Par ordonnance du 2 octobre 2008, le délégué du premier président de la Cour d'appel de Bordeaux a rejeté la demande d'arrêt d'exécution provisoire sollicitée par la société Mondial Sughero. Par ordonnance du 2 juillet 2009, le conseiller de la mise en état de la cinquième chambre de la cour d'appel a procédé à la radiation de la procédure d'appel en application de l'article 526 du Code de procédure civile, faute pour la société Mondial Sughero d'avoir exécuté les ordonnances déférées.

Par acte d'huissier du 13 février 2008, la société Vignobles Estager a assigné devant le Tribunal de commerce de Bordeaux la société Ducasse Buzet en réparation de son préjudice sur la base du rapport d'expertise judiciaire.

Par acte du 19 juin 2008, la société Ducasse Buzet a appelé à la cause la société Mondial Sughero.

La société Axa, assureur de la société Ducasse Buzet est intervenue volontairement à la procédure.

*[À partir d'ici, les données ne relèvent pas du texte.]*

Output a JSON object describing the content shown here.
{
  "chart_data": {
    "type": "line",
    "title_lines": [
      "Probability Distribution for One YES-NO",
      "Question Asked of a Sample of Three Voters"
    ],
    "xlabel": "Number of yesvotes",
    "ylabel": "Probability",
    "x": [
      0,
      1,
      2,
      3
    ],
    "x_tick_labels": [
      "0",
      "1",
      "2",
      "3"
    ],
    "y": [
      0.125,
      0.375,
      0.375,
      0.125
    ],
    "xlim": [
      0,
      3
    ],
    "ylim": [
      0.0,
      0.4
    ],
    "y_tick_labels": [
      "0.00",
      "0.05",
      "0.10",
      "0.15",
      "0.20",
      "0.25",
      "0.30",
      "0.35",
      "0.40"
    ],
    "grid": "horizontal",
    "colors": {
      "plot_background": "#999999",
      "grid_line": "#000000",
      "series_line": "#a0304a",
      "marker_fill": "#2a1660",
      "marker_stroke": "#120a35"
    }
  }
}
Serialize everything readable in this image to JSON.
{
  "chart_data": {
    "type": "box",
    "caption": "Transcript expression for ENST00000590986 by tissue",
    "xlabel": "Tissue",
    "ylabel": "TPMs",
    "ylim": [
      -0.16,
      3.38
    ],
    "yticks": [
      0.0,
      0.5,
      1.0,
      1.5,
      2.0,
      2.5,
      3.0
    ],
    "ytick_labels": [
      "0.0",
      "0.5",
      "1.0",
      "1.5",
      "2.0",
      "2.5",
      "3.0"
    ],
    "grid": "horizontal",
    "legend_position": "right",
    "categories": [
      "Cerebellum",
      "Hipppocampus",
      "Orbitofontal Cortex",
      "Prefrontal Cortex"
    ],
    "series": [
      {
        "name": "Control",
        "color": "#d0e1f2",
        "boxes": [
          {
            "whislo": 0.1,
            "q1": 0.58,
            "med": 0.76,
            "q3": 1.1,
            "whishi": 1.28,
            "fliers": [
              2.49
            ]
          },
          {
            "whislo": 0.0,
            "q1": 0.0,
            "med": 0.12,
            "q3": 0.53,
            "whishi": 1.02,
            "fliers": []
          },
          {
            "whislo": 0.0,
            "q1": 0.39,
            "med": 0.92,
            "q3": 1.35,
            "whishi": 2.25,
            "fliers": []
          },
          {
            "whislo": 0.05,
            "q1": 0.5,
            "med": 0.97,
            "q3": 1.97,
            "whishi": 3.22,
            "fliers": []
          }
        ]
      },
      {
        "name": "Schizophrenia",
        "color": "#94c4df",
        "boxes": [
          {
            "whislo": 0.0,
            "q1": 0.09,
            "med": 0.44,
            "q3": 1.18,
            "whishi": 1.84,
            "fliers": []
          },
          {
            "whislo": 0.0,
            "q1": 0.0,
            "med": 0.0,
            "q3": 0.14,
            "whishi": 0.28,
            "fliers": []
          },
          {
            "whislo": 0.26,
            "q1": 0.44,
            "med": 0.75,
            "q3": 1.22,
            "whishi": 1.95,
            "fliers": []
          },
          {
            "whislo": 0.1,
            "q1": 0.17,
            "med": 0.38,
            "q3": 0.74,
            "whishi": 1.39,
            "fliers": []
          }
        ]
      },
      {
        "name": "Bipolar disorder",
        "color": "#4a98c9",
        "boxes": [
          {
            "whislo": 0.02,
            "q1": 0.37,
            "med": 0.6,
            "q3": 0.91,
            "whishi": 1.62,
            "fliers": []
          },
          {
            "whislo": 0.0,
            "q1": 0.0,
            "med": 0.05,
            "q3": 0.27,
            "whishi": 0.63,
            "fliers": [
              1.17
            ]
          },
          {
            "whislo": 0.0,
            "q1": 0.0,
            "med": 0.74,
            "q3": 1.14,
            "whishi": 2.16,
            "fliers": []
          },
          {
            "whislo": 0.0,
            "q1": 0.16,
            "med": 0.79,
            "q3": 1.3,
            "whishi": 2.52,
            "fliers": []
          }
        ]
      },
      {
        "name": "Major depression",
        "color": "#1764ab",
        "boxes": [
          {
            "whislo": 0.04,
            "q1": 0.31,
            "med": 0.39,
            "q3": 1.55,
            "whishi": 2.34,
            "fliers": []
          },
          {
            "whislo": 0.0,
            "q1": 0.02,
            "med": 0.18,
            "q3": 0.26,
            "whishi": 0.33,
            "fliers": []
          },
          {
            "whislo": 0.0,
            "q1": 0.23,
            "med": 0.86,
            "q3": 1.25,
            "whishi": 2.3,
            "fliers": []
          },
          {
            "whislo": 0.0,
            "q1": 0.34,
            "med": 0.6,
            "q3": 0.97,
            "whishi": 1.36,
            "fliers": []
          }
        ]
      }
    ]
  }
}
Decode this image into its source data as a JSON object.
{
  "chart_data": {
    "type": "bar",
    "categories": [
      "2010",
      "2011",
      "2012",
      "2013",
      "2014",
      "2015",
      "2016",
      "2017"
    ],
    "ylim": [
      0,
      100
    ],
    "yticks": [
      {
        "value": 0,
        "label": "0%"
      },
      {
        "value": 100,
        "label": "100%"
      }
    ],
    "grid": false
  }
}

Par jugement du 19 mars 2010, le Tribunal de commerce de Bordeaux a :

-reçu la société Axa France Iard en son intervention volontaire,

-débouté la SA Ducasse Buzet de sa demande de complément d'expertise et la société Mondial Sughero de sa demande de nouvelle expertise,

-débouté la société Ducasse Buzet de ses demandes présentées à titre principal et l'a déclarée responsable du dommage subi par la société Vignobles Jean-Pierre Estager,

-condamné solidairement la société Ducasse Buzet et la société Axa France Iard à payer à la société Vignobles Jean Pierre Estager en deniers ou quittances à titre d'indemnité du préjudice subi, la somme de 704 598,73 euro majorée des intérêts au taux légal à compter du 13 février 2008,

-débouté la société Ducasse Buzet de ses demandes à l'encontre de la société Mondial Sughero,

-condamné solidairement la société Ducasse Buzet et la société AXA France Iard à payer à chacune des sociétés Vignobles Estager et Mondial Sughero la somme de 1 500 euro sur le fondement de l'article 700 du Code de procédure civile,

-ordonné l'exécution provisoire.

La société Ets Ducasse Buzet et la société Axa France Iard, Axa Entreprises, ont interjeté appel le 7 mai 2010.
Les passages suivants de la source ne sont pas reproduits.